To check whether exploitation has been attempted against a server:

grep -rE "cpanel_jsonapi_func=redisAble" /var/cpanel/logs /usr/local/cpanel/logs/

Exploitation Profile

Active exploitation is being conducted by automated, opportunistic attackers scanning for unpatched LiteSpeed cPanel Plugin installations at scale, deploying ransomware and other malware payloads rather than running targeted intrusions. The window between public disclosure on May 21 and exploitation was effectively zero; scanning began immediately after the advisory. CISA added CVE-2026-48172 to the Known Exploited Vulnerabilities catalog on May 26, 2026. The federal patch deadline of June 16 is the floor, not a target; opportunistic scanning runs continuously.

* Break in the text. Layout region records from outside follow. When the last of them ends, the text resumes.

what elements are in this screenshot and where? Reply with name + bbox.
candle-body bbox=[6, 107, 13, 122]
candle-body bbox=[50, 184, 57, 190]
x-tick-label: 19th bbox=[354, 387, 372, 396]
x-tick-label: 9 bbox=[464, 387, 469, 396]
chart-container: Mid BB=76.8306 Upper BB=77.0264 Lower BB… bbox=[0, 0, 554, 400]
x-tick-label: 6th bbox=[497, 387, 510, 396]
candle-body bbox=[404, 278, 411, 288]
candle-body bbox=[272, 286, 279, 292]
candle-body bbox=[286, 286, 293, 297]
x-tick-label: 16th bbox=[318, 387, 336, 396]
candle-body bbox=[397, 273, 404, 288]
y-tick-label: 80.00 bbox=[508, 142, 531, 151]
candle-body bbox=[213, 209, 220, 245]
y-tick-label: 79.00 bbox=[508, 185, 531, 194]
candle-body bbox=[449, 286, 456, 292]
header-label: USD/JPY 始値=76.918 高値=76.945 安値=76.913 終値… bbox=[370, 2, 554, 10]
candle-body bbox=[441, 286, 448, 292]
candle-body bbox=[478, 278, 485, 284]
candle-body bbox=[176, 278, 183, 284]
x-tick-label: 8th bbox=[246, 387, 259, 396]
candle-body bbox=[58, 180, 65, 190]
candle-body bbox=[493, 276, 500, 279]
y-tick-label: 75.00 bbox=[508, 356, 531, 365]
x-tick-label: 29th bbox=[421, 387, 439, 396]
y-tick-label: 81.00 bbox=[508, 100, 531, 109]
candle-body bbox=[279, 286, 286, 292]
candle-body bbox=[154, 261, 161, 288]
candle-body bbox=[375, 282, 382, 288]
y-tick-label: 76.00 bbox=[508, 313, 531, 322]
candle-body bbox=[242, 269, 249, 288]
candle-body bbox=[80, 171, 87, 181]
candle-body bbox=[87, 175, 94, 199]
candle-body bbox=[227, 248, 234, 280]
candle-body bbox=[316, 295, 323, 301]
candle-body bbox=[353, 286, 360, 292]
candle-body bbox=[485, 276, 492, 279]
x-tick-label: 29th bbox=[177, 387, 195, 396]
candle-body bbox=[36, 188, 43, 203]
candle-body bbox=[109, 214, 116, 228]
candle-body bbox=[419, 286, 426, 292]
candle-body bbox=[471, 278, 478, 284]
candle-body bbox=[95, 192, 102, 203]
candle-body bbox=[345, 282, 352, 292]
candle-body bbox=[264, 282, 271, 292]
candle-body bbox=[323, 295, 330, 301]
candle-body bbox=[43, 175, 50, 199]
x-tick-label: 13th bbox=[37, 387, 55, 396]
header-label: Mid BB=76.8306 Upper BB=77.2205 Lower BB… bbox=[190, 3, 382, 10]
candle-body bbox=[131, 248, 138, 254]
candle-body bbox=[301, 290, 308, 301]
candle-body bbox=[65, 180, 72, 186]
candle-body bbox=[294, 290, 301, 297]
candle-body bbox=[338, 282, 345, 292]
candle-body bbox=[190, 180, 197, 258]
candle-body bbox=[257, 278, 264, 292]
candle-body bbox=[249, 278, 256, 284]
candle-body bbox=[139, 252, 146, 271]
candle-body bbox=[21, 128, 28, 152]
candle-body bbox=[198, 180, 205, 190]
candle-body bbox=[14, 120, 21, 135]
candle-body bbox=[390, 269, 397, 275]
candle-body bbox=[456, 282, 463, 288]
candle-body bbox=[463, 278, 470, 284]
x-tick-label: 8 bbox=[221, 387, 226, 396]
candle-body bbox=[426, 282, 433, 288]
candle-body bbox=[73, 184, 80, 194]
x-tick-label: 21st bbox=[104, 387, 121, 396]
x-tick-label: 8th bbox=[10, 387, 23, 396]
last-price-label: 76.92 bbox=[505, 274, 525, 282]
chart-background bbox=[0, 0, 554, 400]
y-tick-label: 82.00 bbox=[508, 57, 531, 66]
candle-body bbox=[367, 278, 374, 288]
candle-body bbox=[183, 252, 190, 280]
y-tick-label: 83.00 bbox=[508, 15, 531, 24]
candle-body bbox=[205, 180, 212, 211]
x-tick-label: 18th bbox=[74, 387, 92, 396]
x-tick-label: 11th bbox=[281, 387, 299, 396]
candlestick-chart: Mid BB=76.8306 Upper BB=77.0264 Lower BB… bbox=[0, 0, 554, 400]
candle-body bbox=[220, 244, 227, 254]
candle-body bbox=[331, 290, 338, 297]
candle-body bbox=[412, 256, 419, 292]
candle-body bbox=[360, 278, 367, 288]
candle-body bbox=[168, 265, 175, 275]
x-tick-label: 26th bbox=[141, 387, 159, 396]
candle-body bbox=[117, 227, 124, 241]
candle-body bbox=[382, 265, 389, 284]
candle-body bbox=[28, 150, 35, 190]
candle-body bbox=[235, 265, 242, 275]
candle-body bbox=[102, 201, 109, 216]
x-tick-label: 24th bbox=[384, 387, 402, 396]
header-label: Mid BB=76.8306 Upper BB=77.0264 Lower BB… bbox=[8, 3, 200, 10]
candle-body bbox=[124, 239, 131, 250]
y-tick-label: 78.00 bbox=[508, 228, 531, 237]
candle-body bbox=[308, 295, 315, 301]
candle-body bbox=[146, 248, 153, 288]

Five Actions Before June 16

  1. Patch to WHM Plugin 5.3.1.0 with cPanel Plugin 2.4.7 across every server in the fleet. This is the only complete fix; partial-mitigation versions (2.4.5 / WHM 5.2.10) do not fully remediate.
  2. If patching cannot happen today, uninstall the User-End cPanel Plugin entirely using the command above. Service degradation from the removed feature is preferable to a full host compromise.
  3. Grep logs on every affected server for prior exploitation attempts using the detection command above. Treat any hit as an active compromise investigation, not a passive alert.
  4. Audit the full fleet, not a sample. Automated scanners hit every reachable host; one unpatched server is enough to compromise that machine.